Когда Микеланджело взялся писать свой «Страшный суд», все великие «Страшные суды» северной школы были уже созданы. В Средние века тема Апокалипсиса была освоена многократно; в Бургундии и Германии к сюжету Страшного суда обращались охотно; в итальянском кватроченто, упоенном сегодняшним днем, сюжет был менее популярен.
Фреска Джотто в капелле Скровеньи в Падуе; фреска Синьорелли в капелле Бренцио в Орвието – эти вещи он знал хорошо. Он презирал готику, но, возможно, знал «Страшный суд» Лохнера.

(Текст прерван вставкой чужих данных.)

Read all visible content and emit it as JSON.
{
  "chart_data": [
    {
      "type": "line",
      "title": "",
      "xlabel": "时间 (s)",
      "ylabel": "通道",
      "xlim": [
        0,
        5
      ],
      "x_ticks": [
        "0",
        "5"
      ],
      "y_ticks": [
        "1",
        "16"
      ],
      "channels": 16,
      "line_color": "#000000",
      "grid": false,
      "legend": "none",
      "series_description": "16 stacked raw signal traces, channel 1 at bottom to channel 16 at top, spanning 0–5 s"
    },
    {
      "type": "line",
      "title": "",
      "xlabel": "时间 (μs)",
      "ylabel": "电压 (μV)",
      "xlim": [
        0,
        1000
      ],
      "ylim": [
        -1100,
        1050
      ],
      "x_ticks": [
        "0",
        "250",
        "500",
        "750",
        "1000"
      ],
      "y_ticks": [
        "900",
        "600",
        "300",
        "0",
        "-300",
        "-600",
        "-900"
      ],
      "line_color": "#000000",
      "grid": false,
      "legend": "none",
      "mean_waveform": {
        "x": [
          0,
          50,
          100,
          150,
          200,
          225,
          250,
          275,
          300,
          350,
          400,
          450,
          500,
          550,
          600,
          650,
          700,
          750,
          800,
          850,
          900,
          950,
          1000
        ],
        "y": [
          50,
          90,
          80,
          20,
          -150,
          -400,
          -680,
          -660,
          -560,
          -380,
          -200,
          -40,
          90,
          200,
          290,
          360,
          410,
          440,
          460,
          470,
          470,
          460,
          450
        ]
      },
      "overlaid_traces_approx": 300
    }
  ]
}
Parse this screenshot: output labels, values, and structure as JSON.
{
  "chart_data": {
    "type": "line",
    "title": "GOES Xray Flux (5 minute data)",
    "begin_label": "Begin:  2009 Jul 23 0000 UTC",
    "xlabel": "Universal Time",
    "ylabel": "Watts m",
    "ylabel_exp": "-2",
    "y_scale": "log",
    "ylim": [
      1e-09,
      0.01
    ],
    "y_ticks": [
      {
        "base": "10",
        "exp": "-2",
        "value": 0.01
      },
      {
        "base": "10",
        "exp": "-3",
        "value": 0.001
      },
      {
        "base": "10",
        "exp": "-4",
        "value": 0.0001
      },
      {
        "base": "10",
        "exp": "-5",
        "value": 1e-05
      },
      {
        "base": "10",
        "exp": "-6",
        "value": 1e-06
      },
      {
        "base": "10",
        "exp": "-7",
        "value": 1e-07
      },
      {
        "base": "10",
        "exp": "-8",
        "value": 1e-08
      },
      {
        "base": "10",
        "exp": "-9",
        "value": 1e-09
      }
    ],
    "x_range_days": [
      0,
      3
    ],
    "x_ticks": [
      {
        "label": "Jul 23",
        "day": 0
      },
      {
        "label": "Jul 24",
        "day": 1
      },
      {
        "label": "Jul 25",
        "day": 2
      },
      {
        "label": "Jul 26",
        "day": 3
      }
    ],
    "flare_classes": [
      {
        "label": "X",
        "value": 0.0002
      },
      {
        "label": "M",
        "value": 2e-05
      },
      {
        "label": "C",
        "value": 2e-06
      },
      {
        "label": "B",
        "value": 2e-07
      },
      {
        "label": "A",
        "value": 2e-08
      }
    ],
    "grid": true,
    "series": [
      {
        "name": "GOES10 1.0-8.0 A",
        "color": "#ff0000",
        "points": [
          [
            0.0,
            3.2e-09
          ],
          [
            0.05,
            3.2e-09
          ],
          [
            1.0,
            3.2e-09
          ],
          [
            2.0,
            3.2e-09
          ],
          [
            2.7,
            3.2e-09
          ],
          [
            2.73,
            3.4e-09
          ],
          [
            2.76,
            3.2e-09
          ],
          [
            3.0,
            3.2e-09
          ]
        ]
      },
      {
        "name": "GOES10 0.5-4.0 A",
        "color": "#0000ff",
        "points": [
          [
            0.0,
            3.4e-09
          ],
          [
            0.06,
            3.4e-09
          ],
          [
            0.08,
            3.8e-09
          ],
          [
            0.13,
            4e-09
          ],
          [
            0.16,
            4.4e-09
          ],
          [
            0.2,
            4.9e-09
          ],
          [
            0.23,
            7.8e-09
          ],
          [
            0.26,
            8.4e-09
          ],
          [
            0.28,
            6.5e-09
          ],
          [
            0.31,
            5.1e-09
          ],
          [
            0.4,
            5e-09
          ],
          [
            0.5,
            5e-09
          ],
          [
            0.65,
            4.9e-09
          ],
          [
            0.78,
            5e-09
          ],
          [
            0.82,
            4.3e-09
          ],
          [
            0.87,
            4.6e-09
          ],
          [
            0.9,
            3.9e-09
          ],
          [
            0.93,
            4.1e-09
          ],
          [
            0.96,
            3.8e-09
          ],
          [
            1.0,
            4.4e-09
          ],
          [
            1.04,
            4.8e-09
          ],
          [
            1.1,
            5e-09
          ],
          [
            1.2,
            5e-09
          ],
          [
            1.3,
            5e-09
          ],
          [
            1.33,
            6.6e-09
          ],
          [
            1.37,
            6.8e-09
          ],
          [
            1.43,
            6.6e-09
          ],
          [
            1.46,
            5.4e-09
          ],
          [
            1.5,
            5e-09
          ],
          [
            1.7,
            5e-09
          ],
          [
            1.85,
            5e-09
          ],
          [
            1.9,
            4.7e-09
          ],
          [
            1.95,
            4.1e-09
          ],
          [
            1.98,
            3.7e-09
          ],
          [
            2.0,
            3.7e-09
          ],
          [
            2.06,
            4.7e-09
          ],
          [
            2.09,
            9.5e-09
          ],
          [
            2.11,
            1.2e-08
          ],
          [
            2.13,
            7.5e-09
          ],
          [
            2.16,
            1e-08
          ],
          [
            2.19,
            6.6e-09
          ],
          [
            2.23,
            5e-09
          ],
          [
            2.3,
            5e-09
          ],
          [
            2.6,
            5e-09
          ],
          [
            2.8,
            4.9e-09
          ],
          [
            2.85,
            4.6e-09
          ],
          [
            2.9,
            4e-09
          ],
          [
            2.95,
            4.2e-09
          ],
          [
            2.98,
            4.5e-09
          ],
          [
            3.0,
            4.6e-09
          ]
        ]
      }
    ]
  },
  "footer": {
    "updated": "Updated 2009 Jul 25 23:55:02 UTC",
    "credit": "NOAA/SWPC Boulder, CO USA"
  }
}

Вполглаза следил за бургундскими мастерами; знал ли Микеланджело «Страшный суд» Рогира или Мемлинга, неясно, но мистика Мартина Шонгауэра в молодости копировал.
Но к 1536 г. следить за соперниками уже не стало нужды.
Микеланджело не любил готику и готические соборы, но с той поры, как Реформация заявила о себе, эстетика западной христианской Европы подверглась куда более радикальной критике, нежели его собственные язвительные замечания. В 1536 г. готические соборы критиковал уже не Микеланджело, но Лютер – и о влиянии вертикалей и пропорций готики можно было не беспокоиться.
Блаженное состояние beata solitudo, которое появляется в отсутствие соперников у гения, имеет свои отрицательные стороны: вся ответственность достается одному.
Во всем христианском мире не было никого, с кем Микеланджело мог бы потягаться замыслом. Во Фландрии, правда, жил Питер Брейгель, единственный в истории человечества, кого мыслимо поставить рядом с Микеланджело; но Брейгель был еще молод. К тому же камерная эстетика Фландрии исключала размах.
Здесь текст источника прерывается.